Immer in Transformation: Die Osnabrücker Künstlerin Petra Höcker konfrontiert ihr Publikum mit seiner Verletzlichkeit. Das öffnet Augen

Kein Dornröschen, sondern ausgesprochen wach: Petra Höcker bei der Arbeit Foto: Carmen Hübner

Von Harff-Peter Schönherr

Teile kryptischer Körper, an Ketten hängend, von gewaltigen Fleischerhaken durchbohrt, wie geschunden und verwest, wie seziert und präpariert. Fasern wie aus Nervensträngen, Regenströme wie von Blut. Blicke wie unter die Haut, wie tief hinein in seltsame Organe. Kokonhüllen, als seien Geisterwesen ihnen entstiegen. Wer sich auf Petra Höckers expressive Bildwelten einlässt, braucht Assoziations-Mut und Sinn für die Geheimnisse der Seele – auch der eigenen. Kaschierende Oberflächen existieren bei der Osna­brücker Malerin und Objektkünstlerin nicht. Alles bei ihr ist Verletzlichkeit, ist schonungslose Entblößung.

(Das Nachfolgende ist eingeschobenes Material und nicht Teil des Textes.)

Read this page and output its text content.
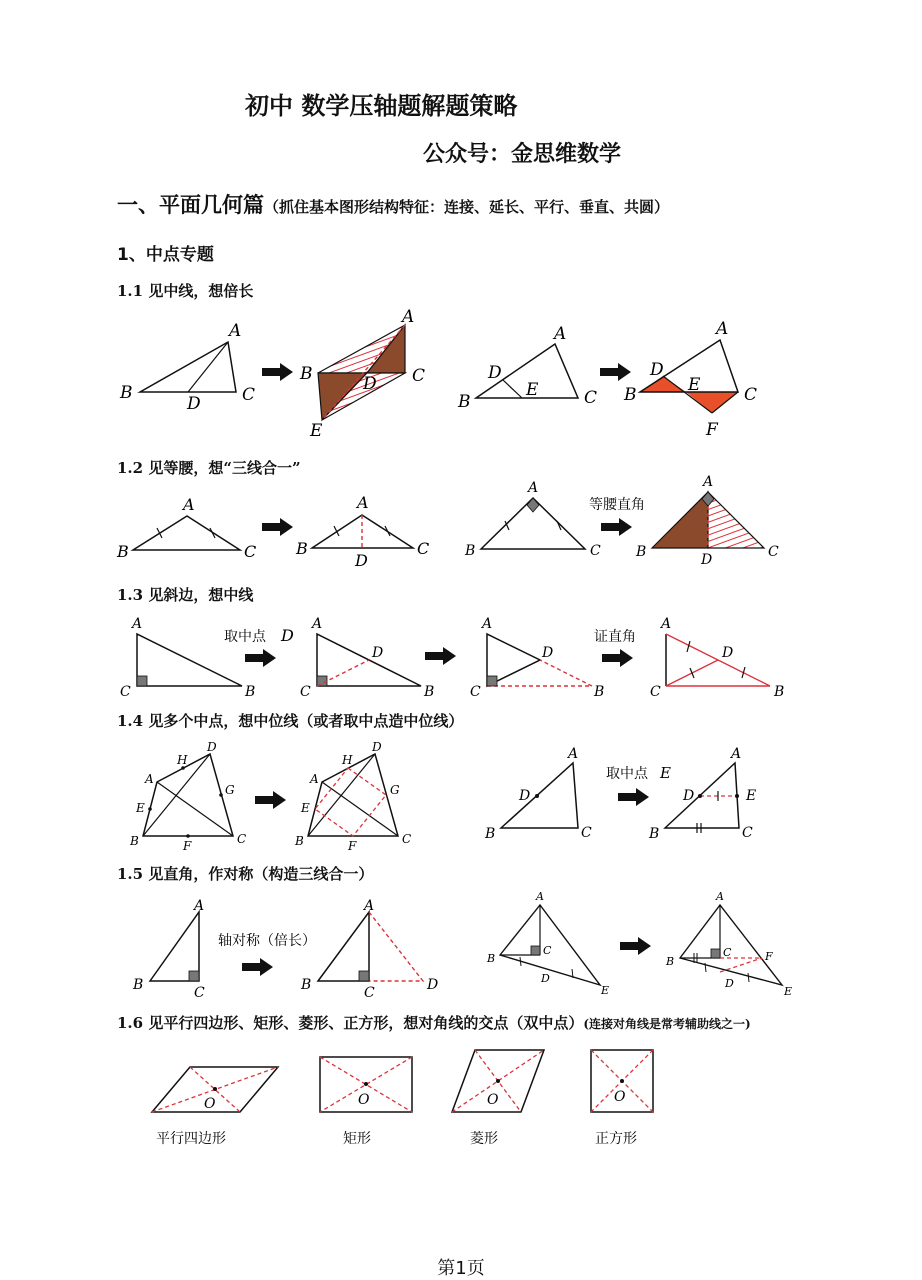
初中 数学压轴题解题策略
公众号：金思维数学
一、平面几何篇（抓住基本图形结构特征：连接、延长、平行、垂直、共圆）
1、中点专题
1.1 见中线，想倍长
1.2 见等腰，想“三线合一”
1.3 见斜边，想中线
1.4 见多个中点，想中位线（或者取中点造中位线）
1.5 见直角，作对称（构造三线合一）
1.6 见平行四边形、矩形、菱形、正方形，想对角线的交点（双中点）(连接对角线是常考辅助线之一)
A
B
D C
A
B	D C
E
A
B
D
E	C
A
B
D
E	C
F
A
B	C
A
B	C
D
A
B	C
等腰直角
A
B	C
D
A
C	B
取中点 D
A
C	B
D
A
C	B
D
证直角
A
C	B
D
A
H
D
G
E
B	F	C
A
H
D
G
E
B	F	C
A
B	C
D
取中点 E
A
B	C
D	E
A
B	C
轴对称（倍长）
A
B	C	D
A
B
C
D
E
A
B
C
D
E
F
O	O	O	O
平行四边形	矩形	菱形	正方形
第1页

Höcker, geboren 1966 in Osnabrück, zeigt Eruptionen, die nicht preisgeben, ob wir sie durch ein Mikroskop betrachten oder durch ein Teleskop. Sie taucht ein in brodelnden Urschlamm, reiht Relikte längst vergangener Evoluti­onen auf. Sie führt Schnitte wie durch Rückgrate, wie entlang an Sehnen. Sie konfrontiert uns mit einem Raum aus Neonlicht und Gaze, der uns nicht verrät, ob das, was wir in ihm sehen, eine Aufbahrung ist.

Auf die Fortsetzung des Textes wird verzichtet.